By MARSHA MERCER
On the 70th anniversary of the Japanese attack on Pearl Harbor, eye witnesses once again will tell their personal stories of Dec. 7, 1941.
Survivors will share first-hand accounts in Hawaii, the U.S. Navy Memorial in Washington, the National World War II Museum in New Orleans and in countless cities and towns across the country.
Our time in the circle of living history is short, and the rest of us should treasure this moment. All too soon, the memories of the brave men and women who served in World War II will be available only on video, audio recording and written word.
Chapters of the Pearl Harbor Survivors Association are wrapping up their final meetings. Founded in 1958, the national organization will return its charter to Congress and close down at the end of the month because of declining membership.
“We’ve run a course and I think we’ve had a good course to run,” Bob Kerr, a director of the survivors group, told NPR.
We’re losing about 740 World War II veterans every day, and the Veterans Administration estimates that by Veterans Day 2036, not one World War II veteran will remain. The question arises how -- and whether – Americans will Remember Pearl Harbor and World War II after the survivors and we who heard them tell their stories are gone.
It may seem preposterous to think that Americans might forget Pearl Harbor, where 2,400 Americans died in the surprise attack that blasted the nation into World War II. Or that we might slide away from World War II, Everybody’s War, where 291,000 died in combat and 114,000 died outside combat theaters. Tom Brokaw has immortalized “The Greatest Generation” for all time, right?
And yet, do we “Remember the Maine”? Do we “Remember the Lusitania”? Cataclysmic events in their day, they no longer strike a chord with most Americans.

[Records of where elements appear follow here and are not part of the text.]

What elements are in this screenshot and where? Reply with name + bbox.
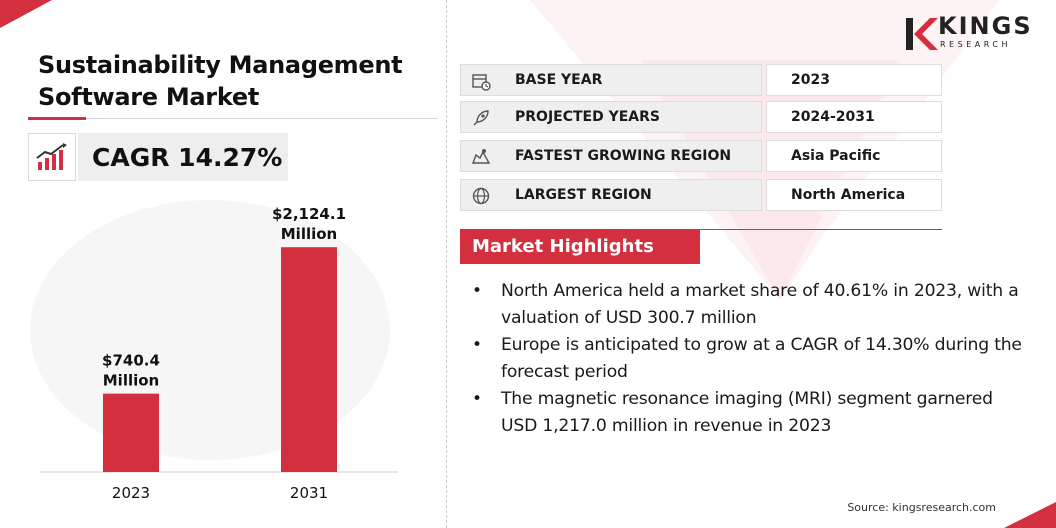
x-tick-label: 2031 xyxy=(290,484,328,502)
page-title: Sustainability Management Software Marke… xyxy=(38,51,403,111)
bar-2031 xyxy=(281,247,337,472)
rocket-icon xyxy=(473,110,489,126)
bar-value-label: Million xyxy=(281,225,337,243)
highlight-item: Europe is anticipated to grow at a CAGR … xyxy=(468,332,1028,386)
logo-name: KINGS xyxy=(938,12,1033,40)
info-value: 2024-2031 xyxy=(791,109,875,125)
highlights-rule xyxy=(460,229,942,230)
bar-value-label: $2,124.1 xyxy=(272,205,346,223)
growth-chart-icon xyxy=(28,133,76,181)
x-tick-label: 2023 xyxy=(112,484,150,502)
title-underline-accent xyxy=(28,117,86,120)
title-underline xyxy=(28,118,438,119)
cagr-value: CAGR 14.27% xyxy=(78,133,288,181)
info-row-projected-years: PROJECTED YEARS 2024-2031 xyxy=(460,101,942,133)
info-label: FASTEST GROWING REGION xyxy=(515,148,732,164)
corner-accent-top-left xyxy=(0,0,52,28)
highlight-item: North America held a market share of 40.… xyxy=(468,278,1028,332)
source-note: Source: kingsresearch.com xyxy=(847,501,996,514)
region-map-icon xyxy=(471,149,491,164)
vertical-divider xyxy=(446,0,447,528)
info-label: LARGEST REGION xyxy=(515,187,652,203)
market-size-bar-chart: $740.4 Million 2023 $2,124.1 Million 2031 xyxy=(40,205,398,502)
calendar-icon xyxy=(472,74,491,91)
info-value: North America xyxy=(791,187,906,203)
info-value: 2023 xyxy=(791,72,830,88)
bar-value-label: Million xyxy=(103,372,159,390)
info-row-base-year: BASE YEAR 2023 xyxy=(460,64,942,96)
k-logo-icon xyxy=(906,18,938,50)
info-value: Asia Pacific xyxy=(791,148,881,164)
info-row-largest-region: LARGEST REGION North America xyxy=(460,179,942,211)
globe-icon xyxy=(472,187,490,205)
bar-2023 xyxy=(103,393,159,472)
logo-subtitle: RESEARCH xyxy=(940,40,1011,49)
highlights-heading: Market Highlights xyxy=(460,230,700,264)
corner-accent-bottom-right xyxy=(1004,502,1056,528)
info-row-fastest-region: FASTEST GROWING REGION Asia Pacific xyxy=(460,140,942,172)
bar-value-label: $740.4 xyxy=(102,352,160,370)
highlight-item: The magnetic resonance imaging (MRI) seg… xyxy=(468,386,1028,440)
info-label: PROJECTED YEARS xyxy=(515,109,660,125)
highlights-list: North America held a market share of 40.… xyxy=(468,278,1028,440)
info-label: BASE YEAR xyxy=(515,72,603,88)
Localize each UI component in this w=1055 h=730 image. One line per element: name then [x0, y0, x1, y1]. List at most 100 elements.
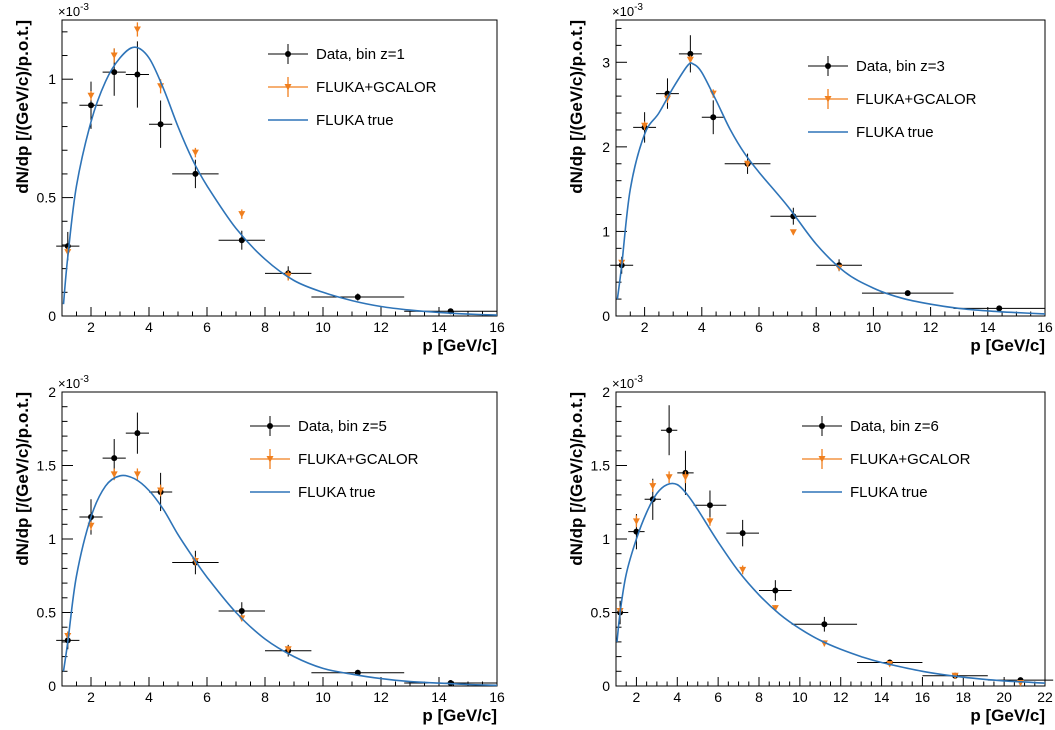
fluka-true-curve — [616, 482, 1046, 684]
mc-point — [191, 149, 199, 157]
y-exponent-label: ×10-3 — [612, 2, 643, 19]
legend-mc-marker — [824, 96, 832, 103]
mc-point — [238, 211, 246, 218]
series-1 — [611, 405, 1054, 684]
mc-point — [133, 26, 141, 33]
y-tick-label: 0 — [48, 678, 56, 694]
legend: Data, bin z=6 FLUKA+GCALOR FLUKA true — [802, 416, 971, 501]
y-tick-label: 0 — [48, 308, 56, 324]
legend-mc-marker — [266, 456, 274, 463]
x-tick-label: 6 — [714, 689, 722, 705]
mc-point — [681, 474, 689, 481]
mc-point — [789, 229, 797, 236]
plot-frame — [615, 391, 1046, 687]
legend-label: FLUKA+GCALOR — [856, 91, 977, 108]
y-tick-label: 1.5 — [37, 458, 57, 474]
y-tick-label: 1 — [602, 531, 610, 547]
y-exponent-power: -3 — [80, 374, 89, 385]
legend-label: FLUKA+GCALOR — [850, 451, 971, 468]
data-point — [134, 71, 141, 78]
x-tick-label: 16 — [1037, 319, 1053, 335]
y-exponent-power: -3 — [80, 2, 89, 13]
mc-point — [133, 471, 141, 478]
legend-label: FLUKA+GCALOR — [316, 79, 437, 96]
data-point — [157, 121, 164, 128]
mc-point — [686, 56, 694, 64]
fluka-true-curve — [62, 46, 498, 316]
y-axis-title: dN/dp [/(GeV/c)/p.o.t.] — [567, 20, 586, 194]
x-axis-title: p [GeV/c] — [422, 336, 497, 355]
legend-label: FLUKA true — [856, 124, 934, 141]
y-tick-label: 0.5 — [37, 605, 57, 621]
x-tick-label: 18 — [955, 689, 971, 705]
data-point — [666, 427, 673, 434]
x-tick-label: 2 — [87, 319, 95, 335]
mc-point — [632, 518, 640, 525]
mc-point — [284, 272, 292, 280]
mc-point — [665, 474, 673, 481]
x-axis-title: p [GeV/c] — [970, 336, 1045, 355]
fluka-true-curve — [616, 62, 1046, 315]
data-point — [238, 608, 245, 615]
y-axis-title: dN/dp [/(GeV/c)/p.o.t.] — [13, 20, 32, 194]
x-tick-label: 10 — [792, 689, 808, 705]
data-point — [710, 114, 717, 121]
x-tick-label: 12 — [923, 319, 939, 335]
series-1 — [610, 35, 1045, 312]
data-point — [772, 587, 779, 594]
legend-mc-marker — [284, 84, 292, 91]
y-tick-label: 0 — [602, 308, 610, 324]
legend-label: Data, bin z=6 — [850, 418, 939, 435]
legend-label: FLUKA true — [316, 112, 394, 129]
legend-label: FLUKA+GCALOR — [298, 451, 419, 468]
mc-point — [649, 483, 657, 490]
data-point — [111, 69, 118, 76]
x-tick-label: 10 — [315, 689, 331, 705]
fluka-true-curve — [62, 474, 498, 687]
data-point — [821, 621, 828, 628]
x-tick-label: 2 — [87, 689, 95, 705]
series-3 — [616, 62, 1046, 315]
x-axis-title: p [GeV/c] — [422, 706, 497, 725]
x-tick-label: 4 — [698, 319, 706, 335]
x-tick-label: 8 — [812, 319, 820, 335]
data-point — [739, 530, 746, 537]
data-point — [238, 237, 245, 244]
mc-point — [739, 566, 747, 574]
y-tick-label: 2 — [602, 139, 610, 155]
legend: Data, bin z=3 FLUKA+GCALOR FLUKA true — [808, 56, 977, 141]
y-axis-title: dN/dp [/(GeV/c)/p.o.t.] — [567, 392, 586, 566]
x-tick-label: 6 — [203, 319, 211, 335]
x-tick-label: 16 — [915, 689, 931, 705]
legend: Data, bin z=1 FLUKA+GCALOR FLUKA true — [268, 44, 437, 129]
chart-panel-1: 2 4 6 8 10 12 14 16 0 0.5 1 ×10-3 p [GeV/c] dN/dp [/(… — [13, 2, 505, 355]
y-exponent-power: -3 — [634, 2, 643, 13]
legend-data-marker — [825, 63, 831, 69]
data-point — [904, 290, 911, 297]
series-1 — [56, 412, 497, 687]
series-2 — [616, 471, 1024, 687]
y-tick-label: 2 — [48, 384, 56, 400]
x-tick-label: 2 — [633, 689, 641, 705]
y-tick-label: 2 — [602, 384, 610, 400]
legend-label: Data, bin z=5 — [298, 418, 387, 435]
y-tick-label: 1.5 — [591, 458, 611, 474]
legend-label: FLUKA true — [298, 484, 376, 501]
series-3 — [616, 482, 1046, 684]
x-tick-label: 6 — [755, 319, 763, 335]
mc-point — [641, 122, 649, 130]
plot-frame — [61, 391, 498, 687]
x-tick-label: 10 — [866, 319, 882, 335]
y-tick-label: 3 — [602, 54, 610, 70]
data-point — [134, 430, 141, 437]
y-exponent-label: ×10-3 — [58, 374, 89, 391]
x-tick-label: 12 — [373, 689, 389, 705]
y-exponent-label: ×10-3 — [612, 374, 643, 391]
x-tick-label: 12 — [833, 689, 849, 705]
data-point — [354, 294, 361, 301]
x-tick-label: 8 — [261, 689, 269, 705]
data-point — [88, 102, 94, 109]
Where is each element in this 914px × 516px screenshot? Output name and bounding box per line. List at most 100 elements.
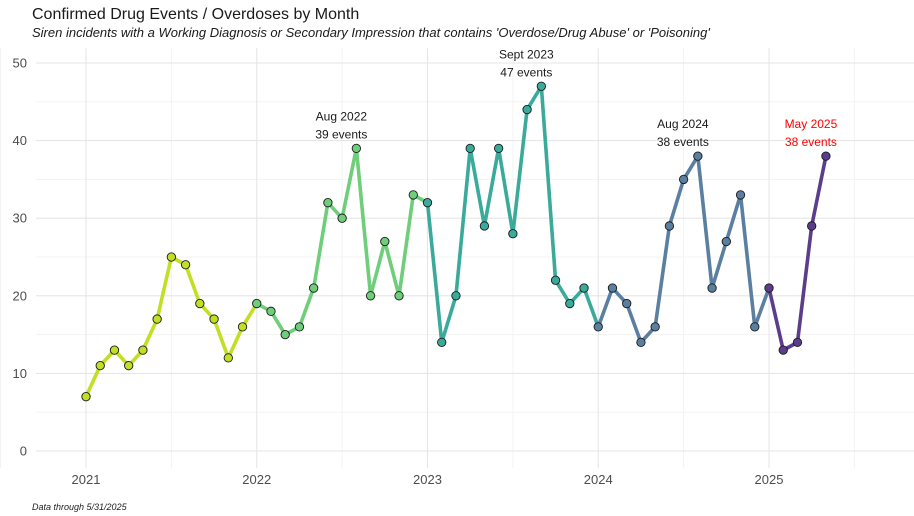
data-point [223,353,233,363]
series-line-segment [84,363,103,399]
annotation-label: 39 events [315,127,367,141]
data-point [664,221,675,231]
data-point [508,229,518,239]
series-line-segment [454,146,472,298]
series-line-segment [496,146,515,236]
annotation-label: May 2025 [785,117,838,131]
series-line-segment [738,193,757,329]
y-tick-label: 0 [20,444,27,459]
data-point [351,143,362,154]
data-point [451,291,461,301]
data-point [380,236,390,247]
series-line-segment [511,107,529,236]
annotation-label: 47 events [500,65,552,79]
data-point [607,283,618,293]
data-point [266,306,276,316]
annotation-label: Aug 2024 [657,117,709,131]
series-line-segment [439,293,458,345]
data-point [394,291,404,301]
data-point [408,190,418,200]
y-tick-label: 30 [13,211,27,226]
y-tick-label: 40 [13,133,27,148]
data-point [550,275,561,285]
data-point [81,392,91,402]
data-point [323,198,333,208]
series-line-segment [653,224,672,329]
data-point [180,260,191,270]
series-line-segment [539,84,558,283]
data-point [365,291,376,301]
series-line-segment [340,146,359,220]
data-point [124,360,134,371]
series-line-segment [354,146,373,298]
data-point [166,252,177,262]
data-point [735,190,746,200]
series-line-segment [311,200,330,290]
annotation-label: Aug 2022 [316,109,368,123]
data-point [807,221,817,231]
data-point [95,360,105,371]
data-point [622,298,632,309]
data-point [479,221,490,231]
data-point [138,345,148,355]
data-point [422,198,433,208]
series-line-segment [582,286,601,329]
plot-panel [36,48,914,468]
data-point [536,81,546,91]
series-line-segment [696,154,714,290]
x-tick-label: 2024 [584,472,613,487]
data-point [465,143,475,154]
annotation-label: 38 events [657,135,709,149]
data-point [593,322,603,332]
data-point [522,104,532,115]
series-line-segment [724,193,743,244]
data-point [707,283,717,293]
series-line-segment [141,317,159,352]
chart-caption: Data through 5/31/2025 [32,502,127,512]
data-point [294,322,305,332]
data-point [565,298,575,309]
data-point [778,345,788,355]
series-line-segment [155,255,174,321]
series-line-segment [368,239,387,298]
data-point [650,322,660,332]
series-line-segment [425,200,444,345]
chart-title: Confirmed Drug Events / Overdoses by Mon… [32,6,360,23]
x-tick-label: 2021 [72,472,101,487]
series-line-segment [767,286,786,352]
data-point [764,283,774,293]
data-point [579,283,589,293]
data-point [750,322,760,332]
data-point [792,337,803,348]
chart-subtitle: Siren incidents with a Working Diagnosis… [32,25,710,40]
series-line-segment [795,224,814,345]
data-point [152,314,162,324]
x-tick-label: 2025 [755,472,784,487]
data-point [437,337,447,348]
annotation-label: 38 events [785,135,837,149]
x-tick-label: 2022 [242,472,271,487]
series-line-segment [752,286,771,329]
y-tick-label: 10 [13,366,27,381]
x-tick-label: 2023 [413,472,442,487]
line-chart: 0 10 20 30 40 50 2021 2022 2023 2024 2025 Aug 2022 3… [0,47,914,487]
series-line-segment [297,286,316,329]
data-point [636,337,646,348]
data-point [678,174,689,185]
series-line-segment [809,154,828,228]
data-point [309,283,319,293]
series-line-segment [212,317,231,360]
series-line-segment [397,193,416,298]
series-line-segment [482,146,501,228]
series-line-segment [667,177,686,228]
data-point [821,151,831,161]
data-point [280,329,290,340]
series-line-segment [226,325,245,360]
data-point [721,236,731,247]
data-point [337,213,347,223]
data-point [693,151,703,161]
series-line-segment [710,239,729,290]
annotation-label: Sept 2023 [499,47,554,61]
data-point [109,345,120,355]
series-line-segment [624,301,643,345]
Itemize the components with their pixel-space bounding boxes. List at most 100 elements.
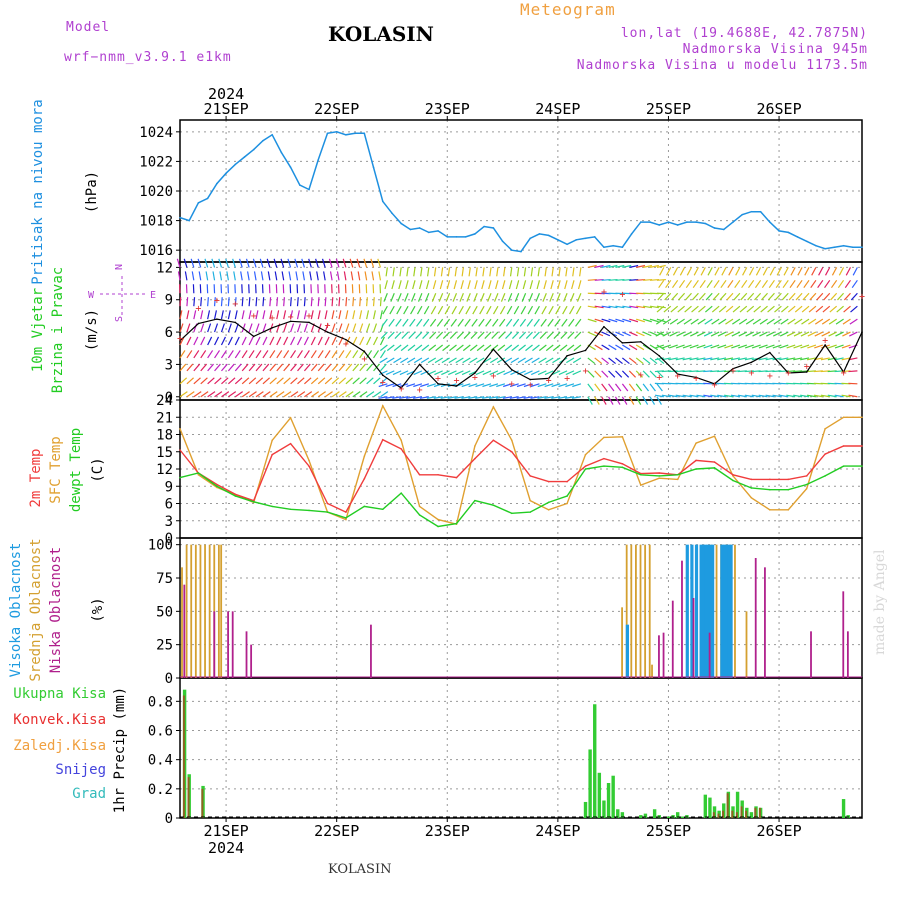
wind-arrow [796, 279, 803, 289]
y-tick-label: 0.6 [148, 724, 173, 740]
temp-sfc-line-point [658, 477, 661, 480]
wind-arrow [357, 271, 361, 281]
wind-arrow [186, 336, 192, 346]
wind-arrow [266, 258, 271, 268]
wind-arrow [283, 377, 291, 385]
wind-arrow [684, 292, 692, 301]
precip-total-bar [749, 812, 754, 818]
wind-arrow [669, 331, 678, 337]
temp-dewpt-line-point [566, 495, 568, 497]
wind-arrow [309, 271, 312, 281]
wind-arrow [442, 331, 451, 339]
wind-arrow [552, 357, 561, 364]
wind-arrow [432, 280, 437, 290]
wind-arrow [558, 396, 568, 399]
wind-arrow [659, 267, 665, 276]
wind-arrow [317, 350, 324, 359]
wind-arrow [234, 310, 238, 320]
wind-arrow [649, 396, 656, 405]
precip-total-bar [652, 809, 657, 818]
wind-speed-line-point [437, 383, 439, 385]
wind-arrow [774, 292, 782, 301]
wind-arrow [718, 318, 727, 325]
wind-arrow [801, 318, 810, 325]
temp-dewpt-line-point [510, 512, 513, 515]
wind-arrow [359, 363, 367, 372]
wind-arrow [793, 331, 803, 337]
pressure-line-point [630, 233, 633, 235]
wind-speed-line-point [787, 372, 790, 374]
wind-arrow [579, 267, 582, 277]
wind-gust-mark: + [564, 373, 570, 384]
wind-arrow [655, 344, 665, 349]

The Battleship USS Maine blew up Feb. 15, 1898 in Havana harbor, killing 260 American sailors. The cause of the explosion was unknown, but the masters of yellow journalism blamed Spain, and soon the country was fighting the Spanish-American War.
The cruise ship Lusitania was torpedoed by a German U-boat off the coast of England May 7, 1915 and sank in 18 horrifying minutes, killing 1,200 men, women and children. among them 123 Americans. American public opinion turned against Germany, and the United States entered World War I two years later.
America’s last surviving veteran of the War to End All Wars died earlier this year. Frank Buckles was 110.
When most members of Congress were veterans of World War II, we could count on them to remember – even though we didn’t need them to do so. Today, only one in five members of Congress has even served in the military.
The two House members who co-sponsored the resolution for this year’s National Pearl Harbor Remembrance Day, are both World War II vets -- Rep. Ralph M. Hall, R-Tex., 88, and Rep. John Dingell, D-Mich., 85.
President Franklin D. Roosevelt declared Dec. 7, 1941, “a date which would live in infamy,” but global politics quickly intervened.
Just 10 years after the attack, Pearl Harbor was downplayed in the news media, says historian Jon Wiener at the University of California, Irvine.
“In fact, on Dec. 7, 1951, Pearl Harbor wasn’t remembered, at least not prominently in the major newspapers and magazines,” Wiener wrote in The Los Angeles Times. The 10th anniversary received little commemoration for very practical reasons.
“In 1951, the U.S. was fighting a new war on the Korean peninsula, and had just signed a security treaty with Japan, which made it a crucial ally and staging base for the Korean War. Remembering Pearl Harbor could interfere with the nation’s new mission,” Wiener wrote.
Searching newspaper archives, Wiener found a 10th anniversary editorial in The Washington Post that encouraged Americans to look ahead, not back, to foster harmonious Japanese-American relations in light of the Communist threat in Asia.
It's astonishing, knowing how much newspapers like anniversary stories, but neither the New York Times not Los Angeles Times mentioned Pearl Harbor the front page on Dec. 7, 1951.
A column in L.A. Times began, “This is the day on which innumerable Americans…will be tempted to go about boring other Americans to death with their reminiscences of where they were and exactly how they heard the news” of Pearl Harbor.
That’s harsh. Fortunately, our attitudes have mellowed, and there’s still time to listen to history’s witnesses share their memories of 70 years ago.